British parasitologist and tropical physician

Sir Leonard Rogers (18 January 1868 – 16 September 1962) was a founder member of the Royal Society of Tropical Medicine and Hygiene, and its President from 1933 to 1935.

==Biography==

Rogers studied at Plymouth College and worked at St Mary’s Hospital. He qualified M.R.C.S., L.R.C.P. (1891) F.R.C.S. (1892) in London.

Rogers had a wide range of interests in tropical medicine, from the study of kala-azar epidemics to sea snake venoms, but is best known for pioneering the treatment of cholera with hypertonic saline, which has saved a multitude of lives. He also championed Indian chaulmoogra oil as a treatment for Hansen's disease (leprosy).

Rogers was one of the pioneers in setting up the Calcutta School of Tropical Medicine (CSTM) in Calcutta, India. In 1929, Rogers was awarded the Cameron Prize for Therapeutics of the University of Edinburgh.

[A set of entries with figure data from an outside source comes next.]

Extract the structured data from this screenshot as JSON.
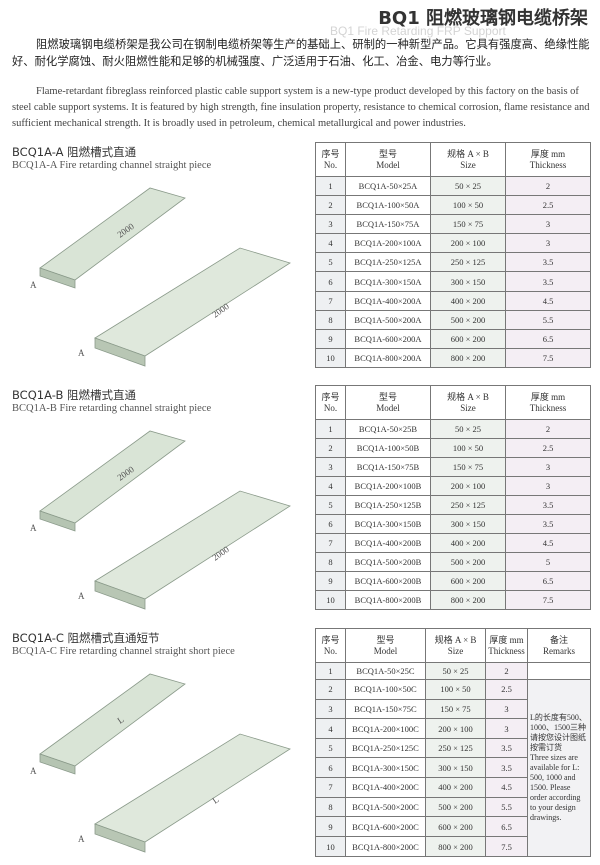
{
  "header": {
    "title": "BQ1 阻燃玻璃钢电缆桥架",
    "subtitle": "BQ1 Fire Retarding FRP Support"
  },
  "intro": {
    "zh": "阻燃玻璃钢电缆桥架是我公司在钢制电缆桥架等生产的基础上、研制的一种新型产品。它具有强度高、绝缘性能好、耐化学腐蚀、耐火阻燃性能和足够的机械强度、广泛适用于石油、化工、冶金、电力等行业。",
    "en": "Flame-retardant fibreglass reinforced plastic cable support system is a new-type product developed by this factory on the basis of steel cable support systems. It is featured by high strength, fine insulation property, resistance to chemical corrosion, flame resistance and sufficient mechanical strength. It is broadly used in petroleum, chemical metallurgical and power industries."
  },
  "sections": [
    {
      "heading": "BCQ1A-A 阻燃槽式直通",
      "heading_en": "BCQ1A-A Fire retarding channel straight piece",
      "figure": [
        "2000",
        "A",
        "2000",
        "A"
      ],
      "table": {
        "header": [
          "序号\nNo.",
          "型号\nModel",
          "规格 A × B\nSize",
          "厚度 mm\nThickness"
        ],
        "rows": [
          [
            "1",
            "BCQ1A-50×25A",
            "50 × 25",
            "2"
          ],
          [
            "2",
            "BCQ1A-100×50A",
            "100 × 50",
            "2.5"
          ],
          [
            "3",
            "BCQ1A-150×75A",
            "150 × 75",
            "3"
          ],
          [
            "4",
            "BCQ1A-200×100A",
            "200 × 100",
            "3"
          ],
          [
            "5",
            "BCQ1A-250×125A",
            "250 × 125",
            "3.5"
          ],
          [
            "6",
            "BCQ1A-300×150A",
            "300 × 150",
            "3.5"
          ],
          [
            "7",
            "BCQ1A-400×200A",
            "400 × 200",
            "4.5"
          ],
          [
            "8",
            "BCQ1A-500×200A",
            "500 × 200",
            "5.5"
          ],
          [
            "9",
            "BCQ1A-600×200A",
            "600 × 200",
            "6.5"
          ],
          [
            "10",
            "BCQ1A-800×200A",
            "800 × 200",
            "7.5"
          ]
        ]
      }
    },
    {
      "heading": "BCQ1A-B 阻燃槽式直通",
      "heading_en": "BCQ1A-B Fire retarding channel straight piece",
      "figure": [
        "2000",
        "A",
        "2000",
        "A"
      ],
      "table": {
        "header": [
          "序号\nNo.",
          "型号\nModel",
          "规格 A × B\nSize",
          "厚度 mm\nThickness"
        ],
        "rows": [
          [
            "1",
            "BCQ1A-50×25B",
            "50 × 25",
            "2"
          ],
          [
            "2",
            "BCQ1A-100×50B",
            "100 × 50",
            "2.5"
          ],
          [
            "3",
            "BCQ1A-150×75B",
            "150 × 75",
            "3"
          ],
          [
            "4",
            "BCQ1A-200×100B",
            "200 × 100",
            "3"
          ],
          [
            "5",
            "BCQ1A-250×125B",
            "250 × 125",
            "3.5"
          ],
          [
            "6",
            "BCQ1A-300×150B",
            "300 × 150",
            "3.5"
          ],
          [
            "7",
            "BCQ1A-400×200B",
            "400 × 200",
            "4.5"
          ],
          [
            "8",
            "BCQ1A-500×200B",
            "500 × 200",
            "5"
          ],
          [
            "9",
            "BCQ1A-600×200B",
            "600 × 200",
            "6.5"
          ],
          [
            "10",
            "BCQ1A-800×200B",
            "800 × 200",
            "7.5"
          ]
        ]
      }
    },
    {
      "heading": "BCQ1A-C 阻燃槽式直通短节",
      "heading_en": "BCQ1A-C Fire retarding channel straight short piece",
      "figure": [
        "L",
        "A",
        "L",
        "A"
      ],
      "table": {
        "header": [
          "序号\nNo.",
          "型号\nModel",
          "规格 A × B\nSize",
          "厚度 mm\nThickness",
          "备注\nRemarks"
        ],
        "remarks": "L的长度有500、1000、1500三种请按您设计图纸按需订货\nThree sizes are available for L: 500, 1000 and 1500. Please order according to your design drawings.",
        "rows": [
          [
            "1",
            "BCQ1A-50×25C",
            "50 × 25",
            "2"
          ],
          [
            "2",
            "BCQ1A-100×50C",
            "100 × 50",
            "2.5"
          ],
          [
            "3",
            "BCQ1A-150×75C",
            "150 × 75",
            "3"
          ],
          [
            "4",
            "BCQ1A-200×100C",
            "200 × 100",
            "3"
          ],
          [
            "5",
            "BCQ1A-250×125C",
            "250 × 125",
            "3.5"
          ],
          [
            "6",
            "BCQ1A-300×150C",
            "300 × 150",
            "3.5"
          ],
          [
            "7",
            "BCQ1A-400×200C",
            "400 × 200",
            "4.5"
          ],
          [
            "8",
            "BCQ1A-500×200C",
            "500 × 200",
            "5.5"
          ],
          [
            "9",
            "BCQ1A-600×200C",
            "600 × 200",
            "6.5"
          ],
          [
            "10",
            "BCQ1A-800×200C",
            "800 × 200",
            "7.5"
          ]
        ]
      }
    }
  ]
}
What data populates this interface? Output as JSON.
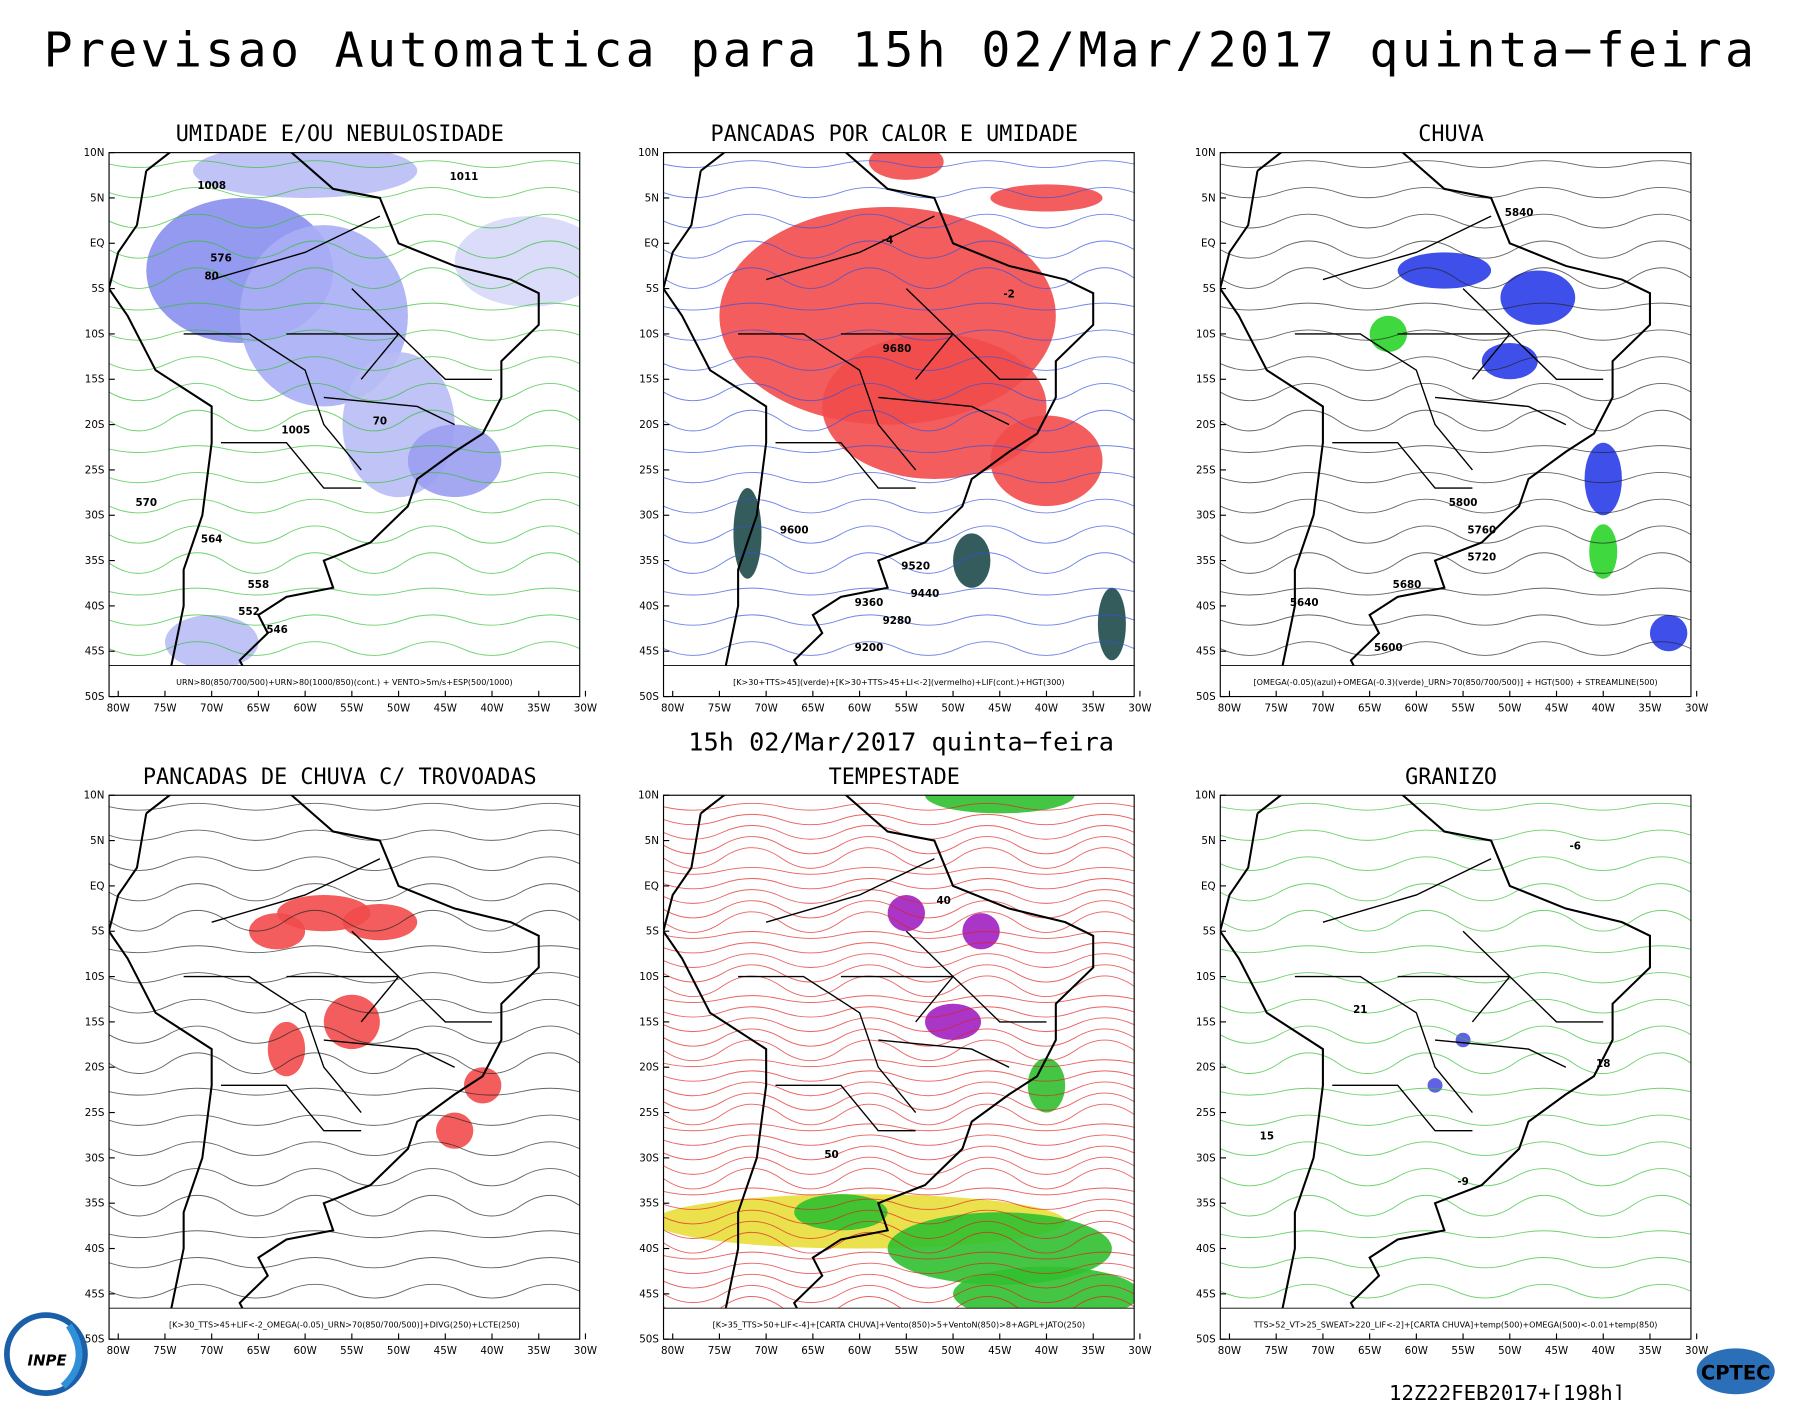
{
  "title": "Previsao Automatica  para 15h 02/Mar/2017 quinta−feira",
  "subtitle": "15h 02/Mar/2017 quinta−feira",
  "lat_ticks": [
    "10N",
    "5N",
    "EQ",
    "5S",
    "10S",
    "15S",
    "20S",
    "25S",
    "30S",
    "35S",
    "40S",
    "45S",
    "50S"
  ],
  "lon_ticks": [
    "80W",
    "75W",
    "70W",
    "65W",
    "60W",
    "55W",
    "50W",
    "45W",
    "40W",
    "35W",
    "30W"
  ],
  "panels": [
    {
      "title": "UMIDADE E/OU NEBULOSIDADE",
      "legend": "URN>80(850/700/500)+URN>80(1000/850)(cont.) + VENTO>5m/s+ESP(500/1000)",
      "labels": [
        "1008",
        "1011",
        "576",
        "80",
        "70",
        "1005",
        "570",
        "564",
        "558",
        "552",
        "546"
      ]
    },
    {
      "title": "PANCADAS POR CALOR E UMIDADE",
      "legend": "[K>30+TTS>45](verde)+[K>30+TTS>45+LI<-2](vermelho)+LIF(cont.)+HGT(300)",
      "labels": [
        "-4",
        "-2",
        "9680",
        "9600",
        "9520",
        "9440",
        "9360",
        "9280",
        "9200"
      ]
    },
    {
      "title": "CHUVA",
      "legend": "[OMEGA(-0.05)(azul)+OMEGA(-0.3)(verde)_URN>70(850/700/500)] + HGT(500) + STREAMLINE(500)",
      "labels": [
        "5840",
        "5800",
        "5760",
        "5720",
        "5680",
        "5640",
        "5600"
      ]
    },
    {
      "title": "PANCADAS DE CHUVA C/ TROVOADAS",
      "legend": "[K>30_TTS>45+LIF<-2_OMEGA(-0.05)_URN>70(850/700/500)]+DIVG(250)+LCTE(250)",
      "labels": []
    },
    {
      "title": "TEMPESTADE",
      "legend": "[K>35_TTS>50+LIF<-4]+[CARTA CHUVA]+Vento(850)>5+VentoN(850)>8+AGPL+JATO(250)",
      "labels": [
        "40",
        "50"
      ]
    },
    {
      "title": "GRANIZO",
      "legend": "TTS>52_VT>25_SWEAT>220_LIF<-2]+[CARTA CHUVA]+temp(500)+OMEGA(500)<-0.01+temp(850)",
      "labels": [
        "18",
        "15",
        "21",
        "-6",
        "-9"
      ]
    }
  ],
  "footer": "12Z22FEB2017+[198h]",
  "logos": {
    "left": "INPE",
    "right": "CPTEC"
  }
}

He was president of the 1919 session of the Indian Science Congress.

==Vivisection==

Rogers defended vivisection and criticized the arguments of the anti-vivisection movement. He authored a book, The Truth about Vivisection in 1937.

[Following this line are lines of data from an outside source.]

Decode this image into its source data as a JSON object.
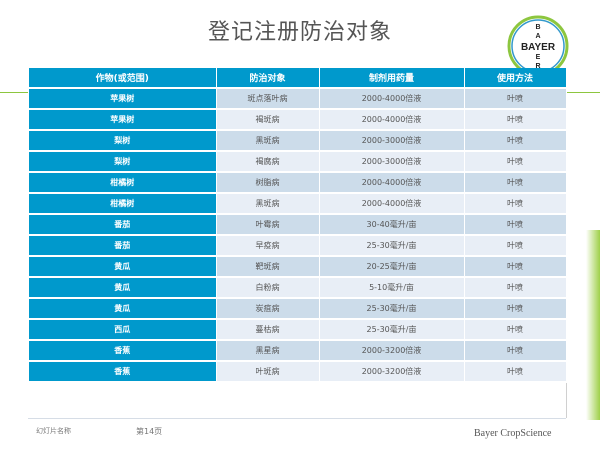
{
  "header": {
    "title": "登记注册防治对象",
    "logo_text": "BAYER"
  },
  "table": {
    "columns": [
      "作物(或范围)",
      "防治对象",
      "制剂用药量",
      "使用方法"
    ],
    "rows": [
      [
        "苹果树",
        "斑点落叶病",
        "2000-4000倍液",
        "叶喷"
      ],
      [
        "苹果树",
        "褐斑病",
        "2000-4000倍液",
        "叶喷"
      ],
      [
        "梨树",
        "黑斑病",
        "2000-3000倍液",
        "叶喷"
      ],
      [
        "梨树",
        "褐腐病",
        "2000-3000倍液",
        "叶喷"
      ],
      [
        "柑橘树",
        "树脂病",
        "2000-4000倍液",
        "叶喷"
      ],
      [
        "柑橘树",
        "黑斑病",
        "2000-4000倍液",
        "叶喷"
      ],
      [
        "番茄",
        "叶霉病",
        "30-40毫升/亩",
        "叶喷"
      ],
      [
        "番茄",
        "早疫病",
        "25-30毫升/亩",
        "叶喷"
      ],
      [
        "黄瓜",
        "靶斑病",
        "20-25毫升/亩",
        "叶喷"
      ],
      [
        "黄瓜",
        "白粉病",
        "5-10毫升/亩",
        "叶喷"
      ],
      [
        "黄瓜",
        "炭疽病",
        "25-30毫升/亩",
        "叶喷"
      ],
      [
        "西瓜",
        "蔓枯病",
        "25-30毫升/亩",
        "叶喷"
      ],
      [
        "香蕉",
        "黑星病",
        "2000-3200倍液",
        "叶喷"
      ],
      [
        "香蕉",
        "叶斑病",
        "2000-3200倍液",
        "叶喷"
      ]
    ]
  },
  "footer": {
    "slide_name": "幻灯片名称",
    "page": "第14页",
    "company": "Bayer CropScience"
  },
  "colors": {
    "header_blue": "#0099cc",
    "row_light": "#e8eef6",
    "row_dark": "#ccdcea",
    "accent_green": "#8dc63f"
  }
}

He was honorary treasurer of the Research Defence Society. Rogers played a leading part in obtaining a ruling from the High Court sustained by the Appeal Court and House of Lords that anti-vivisection organizations can not be regarded as charities.

==Selected publications==

- Rogers, Leonard (1895). "Experimental Investigation of the Effects of Haemostatic and Other Drugs on the Intravascular Coagulability of the Blood".
- Rogers, Leonard (1895). "On the Influence of Variations of the Ground-Water Level on the Prevalence of Malarial Fevers".
- Rogers, Leonard (1897). "Report on the Epidemic of Malarial Fever in Assam".
- Rogers, Leonard (1897). "Resolution on Dr Rogers' Report on Kala Azar".
- Rogers, Leonard (1908). "Fevers in the Tropics".
- Muir, Ernest (1925). "Leprosy", with Ernest Muir.